Mental Models and Principles
- A system is a set of things interconnected in such a way that they produce their own pattern of behavior over time.
- A system must consist of three kinds of things: elements, interconnections, and a function or purpose.
- It is easier to learn about a system’s elements than about its interconnections.
- Purpose is deduced from behavior, not from rhetoric or stated goals.
- An important function of almost every system is to ensure its own perpetuation.
- Changing relationships usually changes system behavior.
- We tend to focus more on inflows than outflows.
- A stock takes time to change because flows take time to flow.
- Everything we do as individuals, industry, or society is done in the context of an information-feedback system
- Three questions to judge the effectiveness of a model: are the driving factors likely to unfold this way? If they did, would the system react this way? What is driving the driving factors?

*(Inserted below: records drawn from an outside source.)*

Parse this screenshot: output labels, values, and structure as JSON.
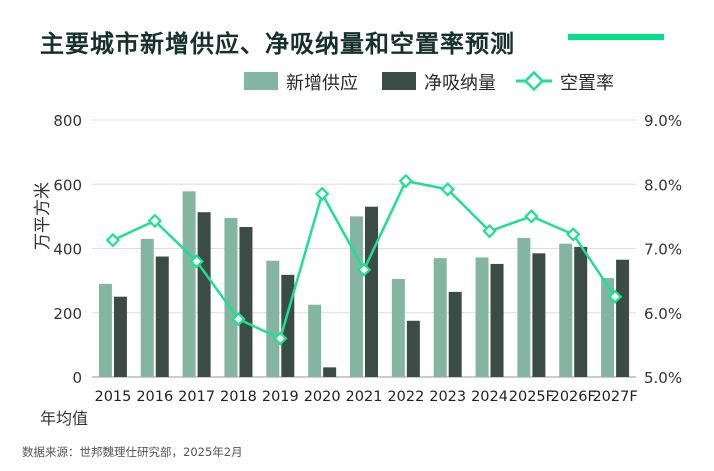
{
  "title": "主要城市新增供应、净吸纳量和空置率预测",
  "footer": "数据来源：世邦魏理仕研究部，2025年2月",
  "unit_note": "年均值",
  "colors": {
    "supply": "#84b5a3",
    "absorption": "#3b4c47",
    "vacancy": "#1ee08f",
    "accent": "#00e08a",
    "grid": "#dddddd"
  },
  "legend": {
    "supply": "新增供应",
    "absorption": "净吸纳量",
    "vacancy": "空置率"
  },
  "chart_data": {
    "type": "bar",
    "title": "主要城市新增供应、净吸纳量和空置率预测",
    "ylabel": "万平方米",
    "ylabel_right": "",
    "categories": [
      "2015",
      "2016",
      "2017",
      "2018",
      "2019",
      "2020",
      "2021",
      "2022",
      "2023",
      "2024",
      "2025F",
      "2026F",
      "2027F"
    ],
    "series": [
      {
        "name": "新增供应",
        "type": "bar",
        "axis": "left",
        "values": [
          290,
          430,
          578,
          495,
          362,
          225,
          500,
          305,
          370,
          372,
          433,
          415,
          308
        ]
      },
      {
        "name": "净吸纳量",
        "type": "bar",
        "axis": "left",
        "values": [
          250,
          375,
          513,
          467,
          318,
          30,
          530,
          175,
          265,
          352,
          385,
          405,
          365
        ]
      },
      {
        "name": "空置率",
        "type": "line",
        "axis": "right",
        "values": [
          7.13,
          7.43,
          6.8,
          5.9,
          5.6,
          7.85,
          6.67,
          8.05,
          7.92,
          7.27,
          7.5,
          7.22,
          6.25
        ]
      }
    ],
    "ylim": [
      0,
      800
    ],
    "yticks": [
      "0",
      "200",
      "400",
      "600",
      "800"
    ],
    "y2lim": [
      5.0,
      9.0
    ],
    "y2ticks": [
      "5.0%",
      "6.0%",
      "7.0%",
      "8.0%",
      "9.0%"
    ],
    "grid": true,
    "legend_position": "top-right"
  }
}
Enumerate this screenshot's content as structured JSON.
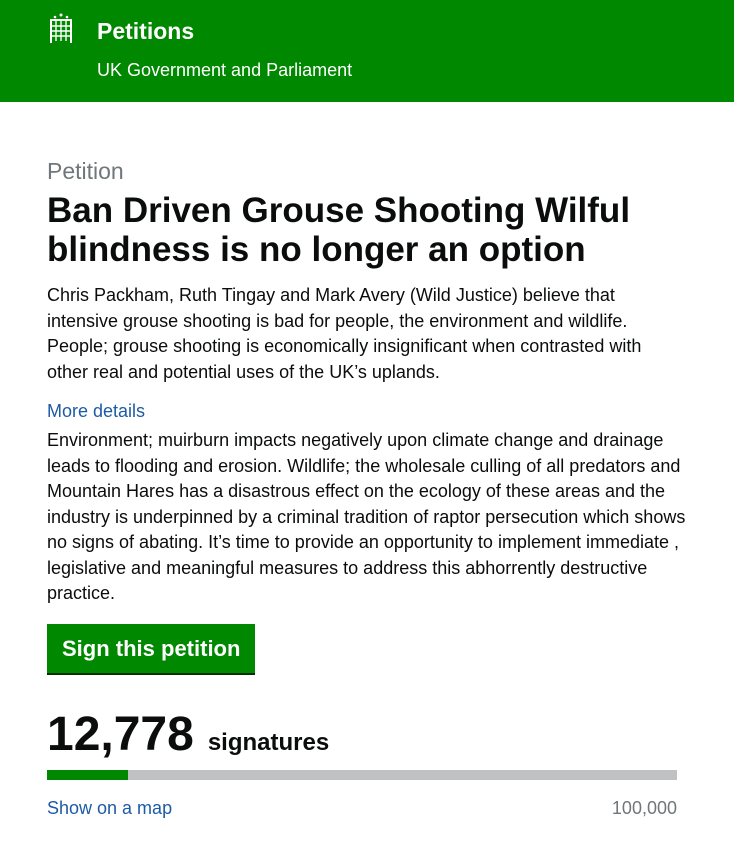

- Delays are pervasive in systems and they are strong determinants of behavior.
- Nonrenewable resources are stock-limited. Renewable resources are flow-limited.
- Placing a system in a straitjacket of constancy can cause fragility to evolve. — C.S. Holling
- Resilience is not the same thing as being static or constant over time.
- The capacity of a system to make its own structure more complex is called self-organization
- Self-organization is often sacrificed for purposes of short-term productivity and stability.
- When a subsystem’s goals dominate at the expense of the total system’s goals, the resulting behavior is called suboptimization.
- Nonlinearity means that the act of playing the game has a way of changing the rules.
- It’s a great art to remember that boundaries are of our own making and that they can and should be reconsidered for each new discussion, problem, or purpose.
- At any given time, the input that is most important to a system is the one that is most limiting.
- Policy resistance comes from the bounded rationalities of the actors in a system, each with his or her or its own goals.
- If there is a delay in your system that can be changed, changing it can have big effects.
- Missing information flows is one of the most common causes of system malfunction.
- Most of what goes wrong in systems goes wrong because of biased, late, or missing information.